クレアチンは筋肉だけでなく脳内にも存在し、
ATP再合成をサポート 神経細胞のエネルギー効率を改善 酸化ストレスからの保護
といった作用が報告されています。
そのため、近年では
👉 「クレアチン補給は認知機能や記憶力にも影響するのではないか」
という研究が増えています。
メタアナリシスの概要
この研究では、PubMed・Scopus・Web of Science・Cochrane Libraryなどのデータベースから、
健常者を対象としたRCTを収集し、クレアチン摂取が記憶力に与える影響を統合的に分析しました。
最終的に複数のRCTが解析対象となり、
クレアチン群 プラセボ群
で記憶力の変化が比較されています。
結論:記憶力はわずかに改善。
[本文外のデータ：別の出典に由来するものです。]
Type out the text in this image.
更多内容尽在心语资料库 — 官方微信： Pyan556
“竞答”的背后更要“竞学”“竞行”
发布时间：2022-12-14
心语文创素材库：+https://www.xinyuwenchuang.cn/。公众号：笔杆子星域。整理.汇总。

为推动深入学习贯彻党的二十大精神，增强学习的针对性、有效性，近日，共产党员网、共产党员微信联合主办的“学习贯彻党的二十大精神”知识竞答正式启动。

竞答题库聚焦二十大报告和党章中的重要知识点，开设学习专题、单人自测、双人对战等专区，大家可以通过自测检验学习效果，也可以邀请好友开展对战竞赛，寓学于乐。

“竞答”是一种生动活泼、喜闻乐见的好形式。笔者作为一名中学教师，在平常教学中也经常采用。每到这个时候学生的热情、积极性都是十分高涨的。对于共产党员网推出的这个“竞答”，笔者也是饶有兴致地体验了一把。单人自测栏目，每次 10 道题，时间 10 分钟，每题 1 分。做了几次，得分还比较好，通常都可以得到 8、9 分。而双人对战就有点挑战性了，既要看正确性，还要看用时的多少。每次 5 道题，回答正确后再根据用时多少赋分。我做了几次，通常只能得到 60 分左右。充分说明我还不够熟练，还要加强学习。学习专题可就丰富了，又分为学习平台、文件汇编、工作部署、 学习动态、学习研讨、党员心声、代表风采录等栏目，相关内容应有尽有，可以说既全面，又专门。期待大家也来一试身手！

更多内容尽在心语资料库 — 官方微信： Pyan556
ただし全員ではない
メタアナリシスの結果、
👉 クレアチン補給は全体として記憶力を有意に向上させました。
ただし効果量は中程度以下であり、
「誰でも大きく賢くなるサプリ」というわけではありません。
ここが重要なポイントです。
特に効果が見られたのは高齢者
年齢別の解析では明確な違いがありました。
高齢者(66〜76歳)
記憶力改善の効果が大きい
若年者(11〜31歳)
記憶力への影響はほぼなし
つまり、
👉 若い健康な人では、クレアチンは“脳ブースター”にはならない可能性があります。
なぜ高齢者で効果が出やすいのか
論文では、加齢によって
脳内クレアチン濃度が低下 クレアチン輸送能力が低下
する可能性が示唆されています。
もともと不足している状態では、補給による改善が起こりやすい。
これは筋肉のサプリメント研究とも共通する考え方です。
用量や期間は関係ある?
興味深いことに、
1日5g以下 vs 5g以上 短期介入 vs 長期介入
で大きな差は確認されませんでした。
ただし著者らは、
👉 脳内濃度の変化には長期介入が必要な可能性
も指摘しています。
メカニズムとして考えられていること
現在考えられている作用には以下があります。
ATP供給による神経活動効率の向上 CREBなどを介した神経可塑性のサポート ミトコンドリア保護作用 海馬機能のサポート
つまり単なる「覚醒作用」ではなく、
👉 脳のエネルギー代謝を支える栄養介入
という位置づけです。
この研究の限界
科学的に見ると、いくつか注意点もあります。
記憶力の評価方法が研究ごとに異なる 参加者の脳内クレアチン濃度が測定されていない 食事由来のクレアチン摂取量が考慮されていない
そのため、
「誰に最も効果があるか」はまだ完全には分かっていません。
まとめ
クレアチンは筋肉のサプリとして有名ですが、
最新のメタアナリシスでは
✔ 健常者の記憶力に小〜中程度の改善
✔ 特に高齢者で効果が大きい
✔ 若年者では大きな変化なし
という結果でした。
つまり、
👉 クレアチンは「脳を強くする万能サプリ」ではなく、
👉 エネルギー代謝が低下している人に恩恵が出やすい可能性
があります。
参考文献
Prokopidis K, Giannos P, Triantafyllidis KK, Kechagias KS, Forbes SC, Candow DG.
Effects of creatine supplementation on memory in healthy individuals: a systematic review and meta-analysis of randomized controlled trials.